A huge part of my job is examining how both industries and people connect – from understanding how we communicate, to leveraging synergies between two seemingly different worlds. While my love of fashion definitely comes from a place of personal appreciation, my interest is also business-minded. It’s an undeniably massive industry with a global market value of $3 trillion. And when you start to pay attention to how the industry is changing with the introduction of more technology, one can only expect this value to climb.
I still remember when attending New York, Paris, Milan or London Fashion Weeks was the only opportunity to see the new collections before the public – and before the creations made their way into stores. After all, it really wasn’t that long ago. However, these days, the minute a new design steps out onto the runway, it’s available for the entire world to see, as thanks to social media, information now travels at the speed of our thumbs.
"I still remember when attending Fashion Week was the only opportunity to see the new collections before the public...now, thanks to social media, information now travels at the speed of our thumbs"
MJZ spring/summer 2020 at PFW
I see this democratisation of fashion as both positive and detrimental. On one hand, it’s no longer reserved for just those privileged enough to gain access to this exclusive world. In essence, fashion is now for everyone. The downside, however, is that fast fashion no longer needs to wait several months for new pieces to land in store and subsequently be copied. In fact, it’s becoming more common for the high street to have knock-offs for sale before the originals have even hit the market, making it increasingly difficult for luxury houses to make their money. And while the larger brands can often protect themselves with copyright lawsuits, many of the smaller, younger houses cannot.
This levelling effect isn’t just leading to seismic changes on the manufacturing side, it’s also creating big shifts on the consumer end. Not only are we able to see designs before they hit stores, but we’re also increasingly discovering new sources of inspiration from our peers. With social media, especially with Instagram, our contemporaries are the new tastemakers. Here, we can see what everyone is wearing and consuming 24 hours a day, all over the world. We can access different body types, ethnicities, cultures and lifestyles. And we can personalise and curate who we are influenced by, simply by who we choose to follow.
But the access that new technology has given us goes far beyond just influence alone – it’s becoming more and more actionable. From Instagram introducing a shopping feature where you can buy items directly off a feed, to forays into tech that allows you to discover where to buy clothing, even from a street-style photo, the latest and greatest is constantly at our fingertips.

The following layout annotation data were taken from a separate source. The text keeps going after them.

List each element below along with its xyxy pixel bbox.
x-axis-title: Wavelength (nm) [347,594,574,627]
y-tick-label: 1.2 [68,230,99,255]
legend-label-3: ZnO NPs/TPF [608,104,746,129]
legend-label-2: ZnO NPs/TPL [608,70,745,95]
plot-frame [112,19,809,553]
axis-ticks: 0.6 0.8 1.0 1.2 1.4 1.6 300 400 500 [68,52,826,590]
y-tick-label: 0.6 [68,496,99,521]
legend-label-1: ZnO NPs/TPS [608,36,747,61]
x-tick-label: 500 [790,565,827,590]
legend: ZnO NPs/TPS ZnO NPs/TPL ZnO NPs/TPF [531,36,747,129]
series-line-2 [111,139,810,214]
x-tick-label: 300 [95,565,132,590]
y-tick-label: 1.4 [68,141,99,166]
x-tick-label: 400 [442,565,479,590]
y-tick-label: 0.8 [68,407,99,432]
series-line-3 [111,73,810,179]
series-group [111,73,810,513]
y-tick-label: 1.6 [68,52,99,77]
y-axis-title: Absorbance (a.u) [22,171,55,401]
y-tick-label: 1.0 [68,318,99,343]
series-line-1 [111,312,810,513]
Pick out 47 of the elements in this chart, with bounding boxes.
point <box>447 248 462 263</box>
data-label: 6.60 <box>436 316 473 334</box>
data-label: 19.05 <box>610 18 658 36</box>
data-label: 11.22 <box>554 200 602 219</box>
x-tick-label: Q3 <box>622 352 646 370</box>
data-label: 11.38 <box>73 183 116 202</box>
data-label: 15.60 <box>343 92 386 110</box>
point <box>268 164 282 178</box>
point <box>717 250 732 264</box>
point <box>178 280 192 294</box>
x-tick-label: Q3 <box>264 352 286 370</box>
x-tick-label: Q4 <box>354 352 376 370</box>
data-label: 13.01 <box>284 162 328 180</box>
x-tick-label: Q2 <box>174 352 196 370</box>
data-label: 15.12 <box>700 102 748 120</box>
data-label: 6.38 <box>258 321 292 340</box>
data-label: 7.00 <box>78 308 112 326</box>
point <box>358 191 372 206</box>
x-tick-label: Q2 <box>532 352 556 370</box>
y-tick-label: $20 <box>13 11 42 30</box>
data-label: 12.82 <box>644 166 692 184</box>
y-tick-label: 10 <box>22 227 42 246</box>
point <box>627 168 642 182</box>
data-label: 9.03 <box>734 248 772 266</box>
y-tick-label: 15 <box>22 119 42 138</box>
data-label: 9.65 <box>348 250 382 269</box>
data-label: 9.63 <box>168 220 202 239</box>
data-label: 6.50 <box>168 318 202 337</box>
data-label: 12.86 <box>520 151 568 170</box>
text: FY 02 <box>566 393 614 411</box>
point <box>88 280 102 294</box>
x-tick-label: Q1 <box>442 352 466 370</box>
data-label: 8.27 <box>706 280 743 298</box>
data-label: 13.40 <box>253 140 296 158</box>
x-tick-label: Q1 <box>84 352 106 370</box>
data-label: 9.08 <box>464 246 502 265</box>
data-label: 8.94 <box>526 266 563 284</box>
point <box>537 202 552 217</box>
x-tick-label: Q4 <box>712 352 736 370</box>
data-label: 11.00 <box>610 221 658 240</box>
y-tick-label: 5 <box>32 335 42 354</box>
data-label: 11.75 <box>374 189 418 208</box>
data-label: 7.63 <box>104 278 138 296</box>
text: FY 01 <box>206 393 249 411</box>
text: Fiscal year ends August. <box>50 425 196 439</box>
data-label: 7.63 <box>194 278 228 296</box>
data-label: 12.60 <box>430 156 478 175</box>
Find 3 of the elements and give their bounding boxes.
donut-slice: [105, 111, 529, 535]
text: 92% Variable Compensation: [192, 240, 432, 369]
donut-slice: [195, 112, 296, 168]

This new level of instant gratification is fascinating to me. But as it grows, it’s also interesting to note a burgeoning trend of resistance in the form of both the slow and sustainable fashion movements. As the market churns out more and more product at an ever-increasing rate, there is a growing number of consumers who are rejecting speed consumption in favour of a less-is more and quality-overquantity approach. From the rebirth of vintage as a trend to customers wanting to be involved in the stories and processes behind their clothing, value is being placed in a more holistic point of view.
For me, as it is with almost everything in life, fashion is all about balance. I’m just as impressed with the progress that we have made in the accessibility of it as I am in the determination to maintain the artisan history behind it all. More than anything, though, I’m in absolute awe of how these two rising trends inherently balance each other out. With this trajectory, the future of fashion is going to be an interesting place indeed.